3. The method for establishing the fault prediction model of the fire control system according to claim 2, wherein the step (1) is to generate the initial population according to the formula (11), which is as follows:

4. the method for establishing the fault prediction model of the fire control system according to claim 2, wherein the step (3) is to perform mutation, intersection and selection operations on the group positions according to the following equations (15) to (17):

V(t+1)＝X _r1 (t)+F(X _r2 (t)-X _r3 (t)), (15)

in the formula: v (t + 1) is the mutated individual position vector, X _r1 (t),X _r2 (t),X _r3 (t) represents random population individuals, U (t + 1) is an individual position vector after crossing, and F is a value range of [0.4,1,]the scale factor of (c), CR is a value range of [0,2 ]]R is the value range [0,1]]The random number in (c).

5. A fire control system fault prediction method is characterized by comprising the following steps:

acquiring original data of a gyroscope group, wherein the original data comprises data values of pin signals of the gyroscope group;

inputting the raw data of the gyroscope group into a fire control system fault prediction model, and outputting the prediction result of the fire control system fault, wherein the fire control system fault prediction model is established according to the method for establishing the fire control system fault prediction model in any one of claims 1-4.

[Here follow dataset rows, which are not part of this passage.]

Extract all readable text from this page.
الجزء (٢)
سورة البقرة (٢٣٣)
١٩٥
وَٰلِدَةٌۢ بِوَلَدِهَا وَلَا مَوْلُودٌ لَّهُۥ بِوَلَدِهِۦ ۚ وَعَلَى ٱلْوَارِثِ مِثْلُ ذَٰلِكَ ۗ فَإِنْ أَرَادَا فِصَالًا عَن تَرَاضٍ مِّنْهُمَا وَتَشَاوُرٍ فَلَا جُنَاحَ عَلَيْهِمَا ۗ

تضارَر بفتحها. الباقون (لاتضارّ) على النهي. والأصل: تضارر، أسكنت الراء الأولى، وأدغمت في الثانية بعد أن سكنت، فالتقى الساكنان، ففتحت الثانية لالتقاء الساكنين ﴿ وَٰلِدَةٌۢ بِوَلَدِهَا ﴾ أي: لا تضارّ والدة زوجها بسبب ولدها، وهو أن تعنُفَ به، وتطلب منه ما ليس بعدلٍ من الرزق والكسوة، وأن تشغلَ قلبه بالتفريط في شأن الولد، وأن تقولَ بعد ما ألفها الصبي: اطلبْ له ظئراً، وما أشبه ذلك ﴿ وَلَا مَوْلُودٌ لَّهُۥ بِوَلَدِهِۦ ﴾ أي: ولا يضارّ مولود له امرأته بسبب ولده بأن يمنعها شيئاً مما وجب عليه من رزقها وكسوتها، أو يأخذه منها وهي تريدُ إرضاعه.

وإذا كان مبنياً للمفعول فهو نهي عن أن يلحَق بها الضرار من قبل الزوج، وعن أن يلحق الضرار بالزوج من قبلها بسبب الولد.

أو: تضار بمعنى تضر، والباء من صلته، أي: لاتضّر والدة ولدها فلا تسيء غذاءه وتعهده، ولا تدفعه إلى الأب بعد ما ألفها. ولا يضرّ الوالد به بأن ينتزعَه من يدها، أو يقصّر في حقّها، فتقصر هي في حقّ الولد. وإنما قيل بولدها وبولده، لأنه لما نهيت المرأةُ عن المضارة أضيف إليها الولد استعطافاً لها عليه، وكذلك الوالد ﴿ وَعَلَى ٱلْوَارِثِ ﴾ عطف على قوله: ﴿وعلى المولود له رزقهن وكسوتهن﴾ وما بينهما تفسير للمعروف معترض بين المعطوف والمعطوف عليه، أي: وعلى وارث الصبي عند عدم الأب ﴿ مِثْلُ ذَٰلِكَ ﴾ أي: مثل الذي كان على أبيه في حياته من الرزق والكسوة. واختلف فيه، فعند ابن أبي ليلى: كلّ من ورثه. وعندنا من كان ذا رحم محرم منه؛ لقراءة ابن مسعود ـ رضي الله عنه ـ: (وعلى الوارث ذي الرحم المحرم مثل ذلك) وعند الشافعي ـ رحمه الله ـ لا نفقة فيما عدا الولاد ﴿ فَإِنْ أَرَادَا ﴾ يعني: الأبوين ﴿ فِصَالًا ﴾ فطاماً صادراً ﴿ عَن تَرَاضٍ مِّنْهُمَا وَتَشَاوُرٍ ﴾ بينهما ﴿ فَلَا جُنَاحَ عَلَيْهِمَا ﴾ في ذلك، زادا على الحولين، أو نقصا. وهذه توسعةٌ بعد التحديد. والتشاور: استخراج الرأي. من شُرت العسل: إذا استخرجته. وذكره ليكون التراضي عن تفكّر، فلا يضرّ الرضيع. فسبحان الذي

6. An apparatus for establishing a fault prediction model of a fire control system, the apparatus comprising:

the building unit is used for building the GBDT model, taking the training data set as the input of the GBDT model and optimizing the GBDT model by using an improved whale optimization algorithm;

7. The device for establishing the fire control system fault prediction model according to claim 6, wherein: the construction unit includes:

a generating unit for generating an initial population;

a calculating unit for calculating individual fitness value and generating random data p [0,1];

the updating unit is used for carrying out mutation, intersection and selection operation on the group positions; comparing the current optimal fitness value of the individual with the optimal fitness value of the group, and updating the optimal individual and the position information of the group;

the comparison unit is used for comparing the current optimal fitness value of the individual with the optimal fitness value of the group and updating the optimal individual and the position information of the group;

8. A fire control system fault prediction apparatus, the apparatus comprising:

a prediction result output unit, configured to input raw data of the gyroscope group into a fire control system fault prediction model, and output a prediction result of a fire control system fault, where the fire control system fault prediction model is established according to the method for establishing a fire control system fault prediction model according to any one of claims 1 to 4.

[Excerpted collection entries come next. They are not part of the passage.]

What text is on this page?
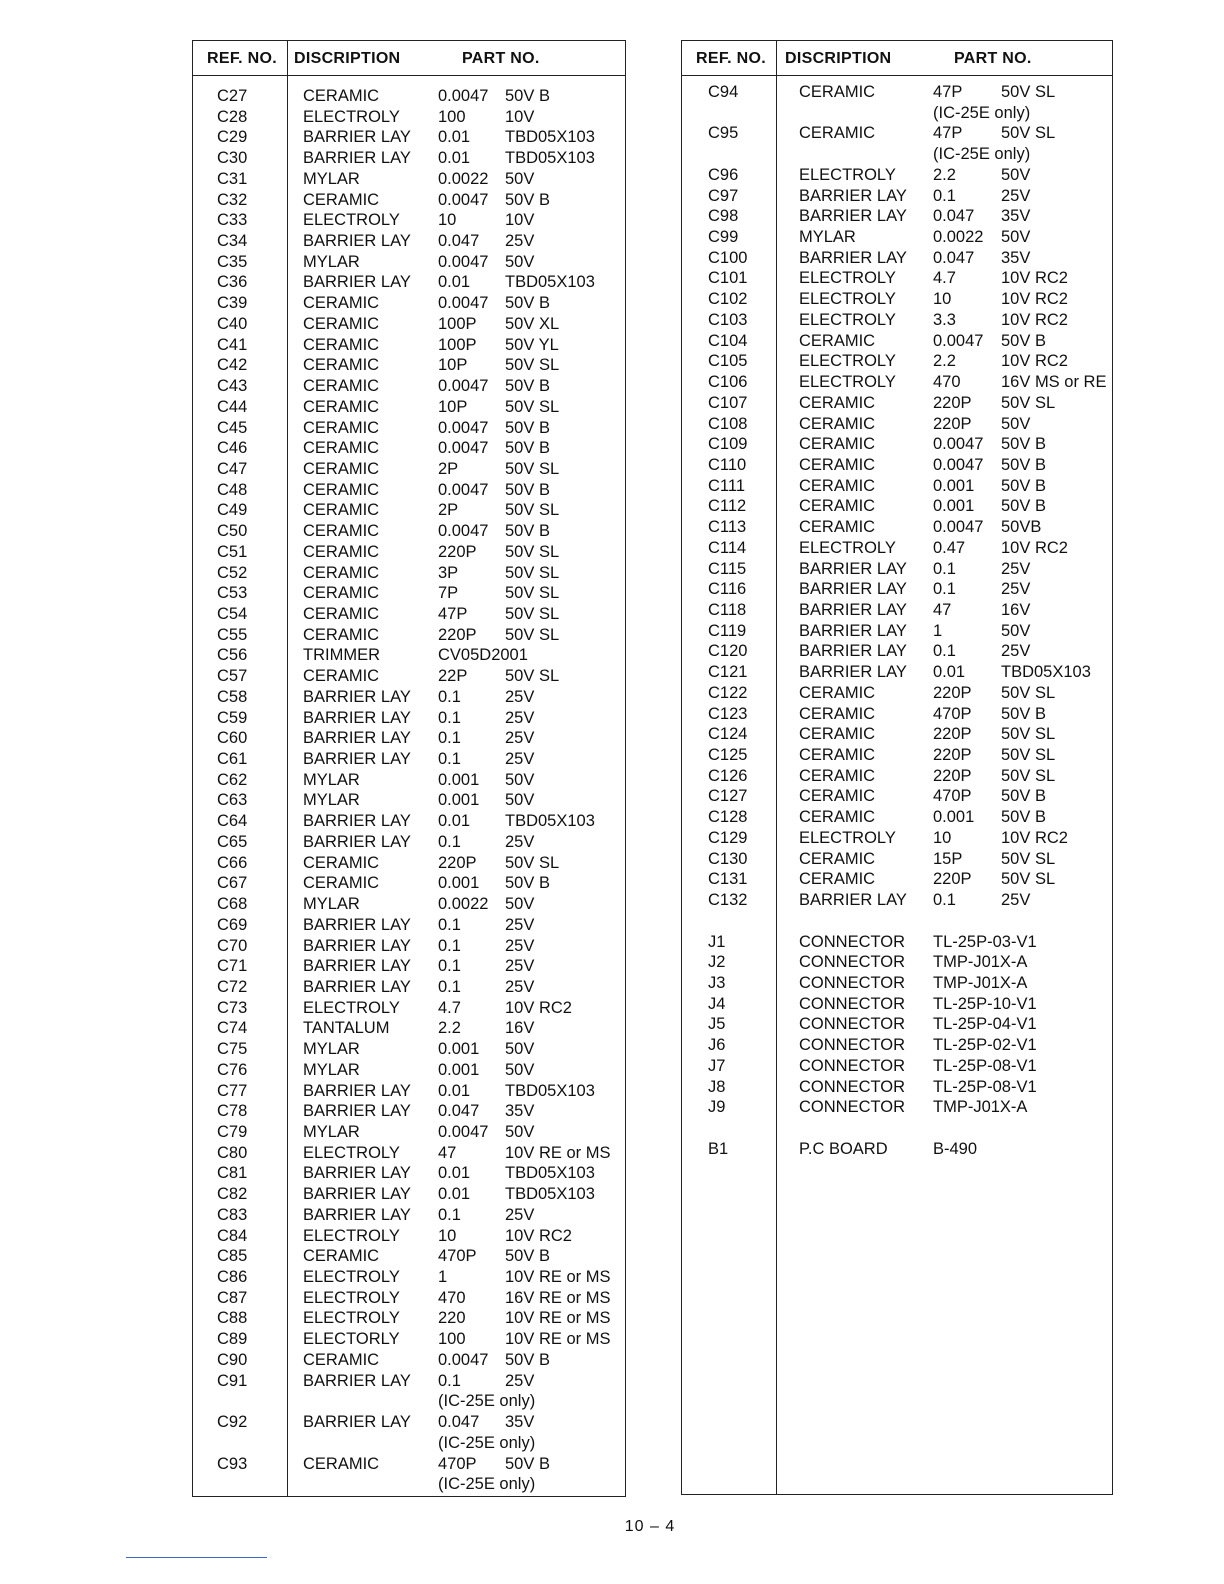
REF. NO. DISCRIPTION	PART NO.
C27	CERAMIC	0.0047 50V B
C28	ELECTROLY 100 10V
C29	BARRIER LAY 0.01 TBD05X103
C30	BARRIER LAY 0.01 TBD05X103
C31	MYLAR	0.0022 50V
C32	CERAMIC	0.0047 50V B
C33	ELECTROLY 10	10V
C34	BARRIER LAY 0.047 25V
C35	MYLAR	0.0047 50V
C36	BARRIER LAY 0.01 TBD05X103
C39	CERAMIC	0.0047 50V B
C40	CERAMIC	100P 50V XL
C41	CERAMIC	100P 50V YL
C42	CERAMIC	10P 50V SL
C43	CERAMIC	0.0047 50V B
C44	CERAMIC	10P 50V SL
C45	CERAMIC	0.0047 50V B
C46	CERAMIC	0.0047 50V B
C47	CERAMIC	2P	50V SL
C48	CERAMIC	0.0047 50V B
C49	CERAMIC	2P	50V SL
C50	CERAMIC	0.0047 50V B
C51	CERAMIC	220P 50V SL
C52	CERAMIC	3P	50V SL
C53	CERAMIC	7P	50V SL
C54	CERAMIC	47P 50V SL
C55	CERAMIC	220P 50V SL
C56	TRIMMER	CV05D2001
C57	CERAMIC	22P 50V SL
C58	BARRIER LAY 0.1	25V
C59	BARRIER LAY 0.1	25V
C60	BARRIER LAY 0.1	25V
C61	BARRIER LAY 0.1	25V
C62	MYLAR	0.001 50V
C63	MYLAR	0.001 50V
C64	BARRIER LAY 0.01 TBD05X103
C65	BARRIER LAY 0.1	25V
C66	CERAMIC	220P 50V SL
C67	CERAMIC	0.001 50V B
C68	MYLAR	0.0022 50V
C69	BARRIER LAY 0.1	25V
C70	BARRIER LAY 0.1	25V
C71	BARRIER LAY 0.1	25V
C72	BARRIER LAY 0.1	25V
C73	ELECTROLY 4.7	10V RC2
C74	TANTALUM	2.2	16V
C75	MYLAR	0.001 50V
C76	MYLAR	0.001 50V
C77	BARRIER LAY 0.01 TBD05X103
C78	BARRIER LAY 0.047 35V
C79	MYLAR	0.0047 50V
C80	ELECTROLY 47	10V RE or MS
C81	BARRIER LAY 0.01 TBD05X103
C82	BARRIER LAY 0.01 TBD05X103
C83	BARRIER LAY 0.1	25V
C84	ELECTROLY 10	10V RC2
C85	CERAMIC	470P 50V B
C86	ELECTROLY 1	10V RE or MS
C87	ELECTROLY 470 16V RE or MS
C88	ELECTROLY 220 10V RE or MS
C89	ELECTORLY 100 10V RE or MS
C90	CERAMIC	0.0047 50V B
C91	BARRIER LAY 0.1	25V
(IC-25E only)
C92	BARRIER LAY 0.047 35V
(IC-25E only)
C93	CERAMIC	470P 50V B
(IC-25E only)
REF. NO. DISCRIPTION	PART NO.
C94	CERAMIC	47P 50V SL
(IC-25E only)
C95	CERAMIC	47P 50V SL
(IC-25E only)
C96	ELECTROLY 2.2	50V
C97	BARRIER LAY 0.1	25V
C98	BARRIER LAY 0.047 35V
C99	MYLAR	0.0022 50V
C100	BARRIER LAY 0.047 35V
C101	ELECTROLY 4.7	10V RC2
C102	ELECTROLY 10	10V RC2
C103	ELECTROLY 3.3	10V RC2
C104	CERAMIC	0.0047 50V B
C105	ELECTROLY 2.2	10V RC2
C106	ELECTROLY 470 16V MS or RE
C107	CERAMIC	220P 50V SL
C108	CERAMIC	220P 50V
C109	CERAMIC	0.0047 50V B
C110	CERAMIC	0.0047 50V B
C111	CERAMIC	0.001 50V B
C112	CERAMIC	0.001 50V B
C113	CERAMIC	0.0047 50VB
C114	ELECTROLY 0.47 10V RC2
C115	BARRIER LAY 0.1	25V
C116	BARRIER LAY 0.1	25V
C118	BARRIER LAY 47	16V
C119	BARRIER LAY 1	50V
C120	BARRIER LAY 0.1	25V
C121	BARRIER LAY 0.01 TBD05X103
C122	CERAMIC	220P 50V SL
C123	CERAMIC	470P 50V B
C124	CERAMIC	220P 50V SL
C125	CERAMIC	220P 50V SL
C126	CERAMIC	220P 50V SL
C127	CERAMIC	470P 50V B
C128	CERAMIC	0.001 50V B
C129	ELECTROLY 10	10V RC2
C130	CERAMIC	15P 50V SL
C131	CERAMIC	220P 50V SL
C132	BARRIER LAY 0.1	25V
J1	CONNECTOR TL-25P-03-V1
J2	CONNECTOR TMP-J01X-A
J3	CONNECTOR TMP-J01X-A
J4	CONNECTOR TL-25P-10-V1
J5	CONNECTOR TL-25P-04-V1
J6	CONNECTOR TL-25P-02-V1
J7	CONNECTOR TL-25P-08-V1
J8	CONNECTOR TL-25P-08-V1
J9	CONNECTOR TMP-J01X-A
B1	P.C BOARD	B-490
10 – 4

9. A terminal device, the terminal device comprising:

a processor and a memory;

the processor is used for calling the instructions in the memory to execute the method for establishing the fault prediction model of the fire control system as claimed in any one of claims 1 to 4.

10. A terminal device, the terminal device comprising:

a processor and a memory;

the processor is used for calling the instructions in the memory to execute the fire control system fault prediction method of any one of claim 5.